Of course, very little details is available and recently government in Scotland is defined not by the delivery of ambitious projects but rather by the complete failure of any project which was ambitious in scale – to include the National Energy Company, National Care Service and Deposit Return Scheme in particular. It must get delivery right this time.
Of the detail that is available, some is encouraging, including large scale affordable housing projects, a focus on rural housing and closer working with the Scottish National Investment Bank. But some others do give some reason for concern.
Particularly worrying is the suggestion that a part of the role of the agency is to unlock land for development. While this might sound unobjectionable, that very much depends on what it means. Will this be three parts 'handing valuable land to commercial developers' to one part mass affordable homes?
This question gets to the heart of the fundamental issue with this whole concept – what exactly is it for? Is it simply to increase volume of housebuilding by any means necessary, probably meaning turbo-charging commercial development? Or is it about rebalancing the housing market towards tenant-and-buyer focussed benefits rather than economic development ones?

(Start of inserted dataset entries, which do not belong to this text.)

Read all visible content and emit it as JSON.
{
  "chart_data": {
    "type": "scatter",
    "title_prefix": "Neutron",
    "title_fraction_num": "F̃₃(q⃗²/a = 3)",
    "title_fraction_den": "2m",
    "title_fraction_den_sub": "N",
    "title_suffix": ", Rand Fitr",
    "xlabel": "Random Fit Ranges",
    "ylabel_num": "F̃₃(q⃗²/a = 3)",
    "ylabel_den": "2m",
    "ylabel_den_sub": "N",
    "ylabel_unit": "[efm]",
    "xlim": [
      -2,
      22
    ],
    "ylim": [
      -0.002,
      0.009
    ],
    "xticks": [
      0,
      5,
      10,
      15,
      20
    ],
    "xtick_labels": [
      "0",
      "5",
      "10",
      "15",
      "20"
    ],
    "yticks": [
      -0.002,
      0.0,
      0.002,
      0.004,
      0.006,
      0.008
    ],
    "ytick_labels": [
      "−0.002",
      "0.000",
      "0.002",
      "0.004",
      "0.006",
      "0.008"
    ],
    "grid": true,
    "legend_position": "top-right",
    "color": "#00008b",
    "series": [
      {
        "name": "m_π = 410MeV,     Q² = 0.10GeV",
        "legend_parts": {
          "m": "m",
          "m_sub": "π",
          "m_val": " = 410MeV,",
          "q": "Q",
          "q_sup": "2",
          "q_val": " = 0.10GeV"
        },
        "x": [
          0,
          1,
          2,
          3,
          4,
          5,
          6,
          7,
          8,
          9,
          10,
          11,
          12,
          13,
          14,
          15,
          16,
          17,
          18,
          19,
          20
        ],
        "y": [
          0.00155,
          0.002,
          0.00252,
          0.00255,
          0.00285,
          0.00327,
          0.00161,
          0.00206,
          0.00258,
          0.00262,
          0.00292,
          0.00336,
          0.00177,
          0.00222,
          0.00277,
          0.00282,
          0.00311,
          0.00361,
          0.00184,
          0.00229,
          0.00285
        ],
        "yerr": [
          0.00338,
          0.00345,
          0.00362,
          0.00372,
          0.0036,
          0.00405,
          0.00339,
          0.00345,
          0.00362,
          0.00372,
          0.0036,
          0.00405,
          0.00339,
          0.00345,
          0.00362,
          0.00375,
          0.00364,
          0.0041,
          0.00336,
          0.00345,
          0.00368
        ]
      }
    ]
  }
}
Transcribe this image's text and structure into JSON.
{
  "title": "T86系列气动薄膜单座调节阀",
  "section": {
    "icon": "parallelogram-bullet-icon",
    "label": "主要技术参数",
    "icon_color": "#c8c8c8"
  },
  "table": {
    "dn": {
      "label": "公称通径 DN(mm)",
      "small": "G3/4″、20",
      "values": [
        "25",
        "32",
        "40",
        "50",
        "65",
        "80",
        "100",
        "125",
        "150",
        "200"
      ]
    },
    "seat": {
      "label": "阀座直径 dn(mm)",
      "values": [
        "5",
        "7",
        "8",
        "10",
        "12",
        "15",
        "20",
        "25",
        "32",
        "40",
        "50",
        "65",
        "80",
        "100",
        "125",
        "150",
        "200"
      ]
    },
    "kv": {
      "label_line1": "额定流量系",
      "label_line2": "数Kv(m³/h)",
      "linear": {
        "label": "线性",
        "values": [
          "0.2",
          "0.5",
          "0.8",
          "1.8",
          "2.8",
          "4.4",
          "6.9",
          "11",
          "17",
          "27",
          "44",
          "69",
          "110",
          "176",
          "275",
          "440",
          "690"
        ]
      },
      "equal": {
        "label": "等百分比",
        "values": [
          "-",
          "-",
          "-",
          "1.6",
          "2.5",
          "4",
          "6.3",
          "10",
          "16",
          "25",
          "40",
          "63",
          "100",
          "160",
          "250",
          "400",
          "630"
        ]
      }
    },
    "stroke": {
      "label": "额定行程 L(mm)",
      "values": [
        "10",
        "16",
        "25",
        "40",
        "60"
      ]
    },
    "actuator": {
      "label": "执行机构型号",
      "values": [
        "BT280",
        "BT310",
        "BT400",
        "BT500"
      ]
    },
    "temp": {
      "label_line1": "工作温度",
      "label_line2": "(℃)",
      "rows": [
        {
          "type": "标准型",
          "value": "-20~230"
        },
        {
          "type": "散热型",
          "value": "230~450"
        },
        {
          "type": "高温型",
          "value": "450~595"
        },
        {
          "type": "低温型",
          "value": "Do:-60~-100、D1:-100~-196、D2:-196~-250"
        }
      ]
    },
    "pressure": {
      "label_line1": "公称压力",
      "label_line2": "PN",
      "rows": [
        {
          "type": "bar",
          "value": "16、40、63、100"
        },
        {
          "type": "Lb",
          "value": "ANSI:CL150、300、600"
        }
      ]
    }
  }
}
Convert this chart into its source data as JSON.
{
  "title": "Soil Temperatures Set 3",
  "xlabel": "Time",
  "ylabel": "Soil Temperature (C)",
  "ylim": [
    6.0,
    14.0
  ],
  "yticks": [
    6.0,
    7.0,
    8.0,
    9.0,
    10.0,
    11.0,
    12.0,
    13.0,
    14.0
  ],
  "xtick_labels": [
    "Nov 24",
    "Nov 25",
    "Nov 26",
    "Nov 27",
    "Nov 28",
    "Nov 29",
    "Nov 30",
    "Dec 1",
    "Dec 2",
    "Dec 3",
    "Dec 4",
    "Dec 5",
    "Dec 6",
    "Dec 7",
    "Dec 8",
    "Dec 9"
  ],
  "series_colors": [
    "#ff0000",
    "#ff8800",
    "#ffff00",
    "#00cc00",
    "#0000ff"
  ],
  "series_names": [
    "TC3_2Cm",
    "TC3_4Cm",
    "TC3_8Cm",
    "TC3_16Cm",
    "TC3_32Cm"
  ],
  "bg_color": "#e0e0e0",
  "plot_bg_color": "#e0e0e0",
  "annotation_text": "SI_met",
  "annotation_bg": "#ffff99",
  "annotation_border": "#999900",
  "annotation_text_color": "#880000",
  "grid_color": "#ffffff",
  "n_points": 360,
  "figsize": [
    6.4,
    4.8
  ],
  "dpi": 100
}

To put that another way, there is a fundamental question which can be asked which will reveal whether this agency is a force for good in reshaping the housing market or if it is a conservative force maintaining the status quo – if this initiative is successful, will it increase house prices or reduce them?

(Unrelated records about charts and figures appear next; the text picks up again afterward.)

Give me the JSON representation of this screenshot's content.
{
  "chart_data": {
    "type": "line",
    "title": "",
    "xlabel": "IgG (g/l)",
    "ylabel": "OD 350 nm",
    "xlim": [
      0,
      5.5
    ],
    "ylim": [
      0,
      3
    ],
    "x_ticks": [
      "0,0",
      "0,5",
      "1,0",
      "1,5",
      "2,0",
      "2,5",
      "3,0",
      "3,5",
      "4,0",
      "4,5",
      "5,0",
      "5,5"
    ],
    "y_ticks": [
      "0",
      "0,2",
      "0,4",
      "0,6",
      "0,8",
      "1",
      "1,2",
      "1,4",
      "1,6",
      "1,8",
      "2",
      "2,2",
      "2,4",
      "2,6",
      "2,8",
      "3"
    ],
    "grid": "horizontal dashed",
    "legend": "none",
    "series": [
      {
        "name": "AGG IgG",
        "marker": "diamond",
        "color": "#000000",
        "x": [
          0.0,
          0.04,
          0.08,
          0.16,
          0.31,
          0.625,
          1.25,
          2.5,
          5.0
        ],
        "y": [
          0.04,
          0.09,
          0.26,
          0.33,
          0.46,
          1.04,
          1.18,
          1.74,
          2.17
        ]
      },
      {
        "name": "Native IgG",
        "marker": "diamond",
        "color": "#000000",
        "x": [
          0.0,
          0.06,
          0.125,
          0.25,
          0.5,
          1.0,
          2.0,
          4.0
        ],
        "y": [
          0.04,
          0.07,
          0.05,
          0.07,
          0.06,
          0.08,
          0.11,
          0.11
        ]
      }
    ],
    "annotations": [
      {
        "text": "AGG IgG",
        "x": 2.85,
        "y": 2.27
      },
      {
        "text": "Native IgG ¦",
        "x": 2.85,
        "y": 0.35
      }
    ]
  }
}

This is the contradiction which has been at the heart of housing policy for a long time now. Sometimes it is seen as a social policy focussed on first time buyers, tenants and affordability. Other times it is discussed purely as an economic policy there to boost GDP growth.

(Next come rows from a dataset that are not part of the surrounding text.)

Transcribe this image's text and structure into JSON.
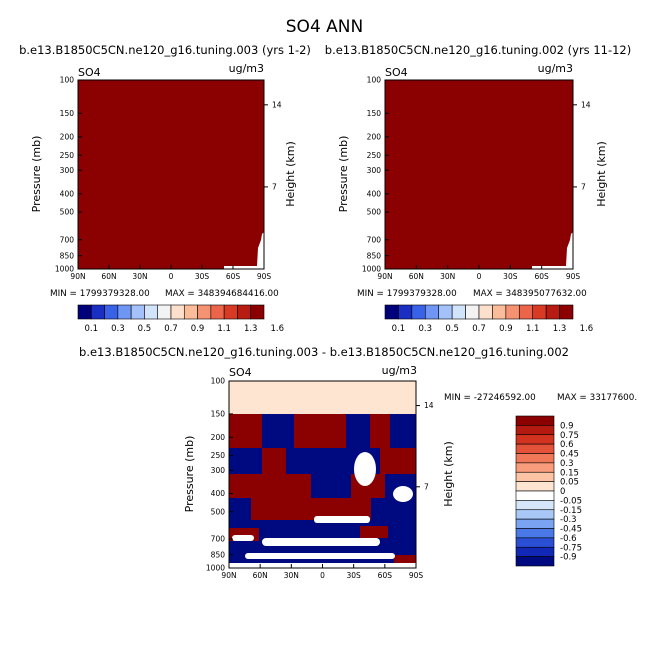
{
  "page_title": "SO4 ANN",
  "chart_data": [
    {
      "type": "heatmap",
      "title": "b.e13.B1850C5CN.ne120_g16.tuning.003 (yrs 1-2)",
      "variable": "SO4",
      "units": "ug/m3",
      "xlabel": "",
      "ylabel": "Pressure (mb)",
      "y2label": "Height (km)",
      "x_ticks": [
        "90N",
        "60N",
        "30N",
        "0",
        "30S",
        "60S",
        "90S"
      ],
      "y_ticks": [
        "100",
        "150",
        "200",
        "250",
        "300",
        "400",
        "500",
        "700",
        "850",
        "1000"
      ],
      "y2_ticks": [
        "14",
        "7"
      ],
      "min_label": "MIN = 1799379328.00",
      "max_label": "MAX = 348394684416.00",
      "fill_color": "#8b0000",
      "colorbar_levels": [
        "0.1",
        "0.3",
        "0.5",
        "0.7",
        "0.9",
        "1.1",
        "1.3",
        "1.6"
      ],
      "colorbar_colors": [
        "#00007a",
        "#1a2ec4",
        "#3a62e8",
        "#6f95f5",
        "#a4c1fa",
        "#d2e3fc",
        "#f3f3f3",
        "#fde0cc",
        "#fcbb99",
        "#f59272",
        "#ec654a",
        "#d93a24",
        "#b81b12",
        "#8b0000"
      ]
    },
    {
      "type": "heatmap",
      "title": "b.e13.B1850C5CN.ne120_g16.tuning.002 (yrs 11-12)",
      "variable": "SO4",
      "units": "ug/m3",
      "xlabel": "",
      "ylabel": "Pressure (mb)",
      "y2label": "Height (km)",
      "x_ticks": [
        "90N",
        "60N",
        "30N",
        "0",
        "30S",
        "60S",
        "90S"
      ],
      "y_ticks": [
        "100",
        "150",
        "200",
        "250",
        "300",
        "400",
        "500",
        "700",
        "850",
        "1000"
      ],
      "y2_ticks": [
        "14",
        "7"
      ],
      "min_label": "MIN = 1799379328.00",
      "max_label": "MAX = 348395077632.00",
      "fill_color": "#8b0000",
      "colorbar_levels": [
        "0.1",
        "0.3",
        "0.5",
        "0.7",
        "0.9",
        "1.1",
        "1.3",
        "1.6"
      ],
      "colorbar_colors": [
        "#00007a",
        "#1a2ec4",
        "#3a62e8",
        "#6f95f5",
        "#a4c1fa",
        "#d2e3fc",
        "#f3f3f3",
        "#fde0cc",
        "#fcbb99",
        "#f59272",
        "#ec654a",
        "#d93a24",
        "#b81b12",
        "#8b0000"
      ]
    },
    {
      "type": "heatmap",
      "title": "b.e13.B1850C5CN.ne120_g16.tuning.003 - b.e13.B1850C5CN.ne120_g16.tuning.002",
      "variable": "SO4",
      "units": "ug/m3",
      "xlabel": "",
      "ylabel": "Pressure (mb)",
      "y2label": "Height (km)",
      "x_ticks": [
        "90N",
        "60N",
        "30N",
        "0",
        "30S",
        "60S",
        "90S"
      ],
      "y_ticks": [
        "100",
        "150",
        "200",
        "250",
        "300",
        "400",
        "500",
        "700",
        "850",
        "1000"
      ],
      "y2_ticks": [
        "14",
        "7"
      ],
      "min_label": "MIN = -27246592.00",
      "max_label": "MAX = 33177600.",
      "colorbar_levels": [
        "0.9",
        "0.75",
        "0.6",
        "0.45",
        "0.3",
        "0.15",
        "0.05",
        "0",
        "-0.05",
        "-0.15",
        "-0.3",
        "-0.45",
        "-0.6",
        "-0.75",
        "-0.9"
      ],
      "colorbar_colors": [
        "#8b0000",
        "#b51a10",
        "#d23220",
        "#e5523a",
        "#f07858",
        "#f89c7c",
        "#fcc3a4",
        "#fde5d2",
        "#ffffff",
        "#d5e6fb",
        "#a9c8f7",
        "#7aa3f1",
        "#4a78e6",
        "#2a4fd5",
        "#1028b5",
        "#000a80"
      ]
    }
  ]
}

If the former priority is followed, it would constraint and actually push down on house prices. If it is the latter ,you would expect policy to inflate house prices. And of course the reality is very much that house prices have continued to outpace inflation in the devolution years.
It is an outright contradiction to believe it can be both these things at once. With housing you cannot create just some housing that is affordable while still inflating the average cost. That is a myth. If you supply significantly more affordable housing in any meaningful way, it would push down on the entire housing market, just like it would in any market.
Reducing housing costs is very much in the interests of most of Scotland and is the only way we will ever tackle the housing emergency – but it is bad for big property developers and it is bad for speculative investors. Generally in situations like this the Scottish Government says that this is a false choice and that both can have their interests served, but then goes on to prioritise the commercial interests.
Nevertheless, this is the structural model Common Weal has been pushing for a decade – a National Investment Bank to supply capital, a housing agency to make the housing sector work for citizens rather than investors by focussing on high-quality, low-cost supply, and a National Infrastructure Company to ensure that public infrastructure is also developed to the highest standard in the national interest.
There is enormous potential in this initiative if the Scottish Government gets it right. It is an exciting opportunity for a much-needed transformation of construction technologies and techniques in Scotland. And it could also give us a chance to revolutionise our currently-poor town and area planning.
So there is much in this to hope for but plenty of recent history to raise concern. It will be at least two years before this agency is working and between now and then, Common Weal will be going all out to provide policy work and thinking which gives us the best chance of creating the best agency we can.
It is ten years too late, but this is an important step forward nontheless.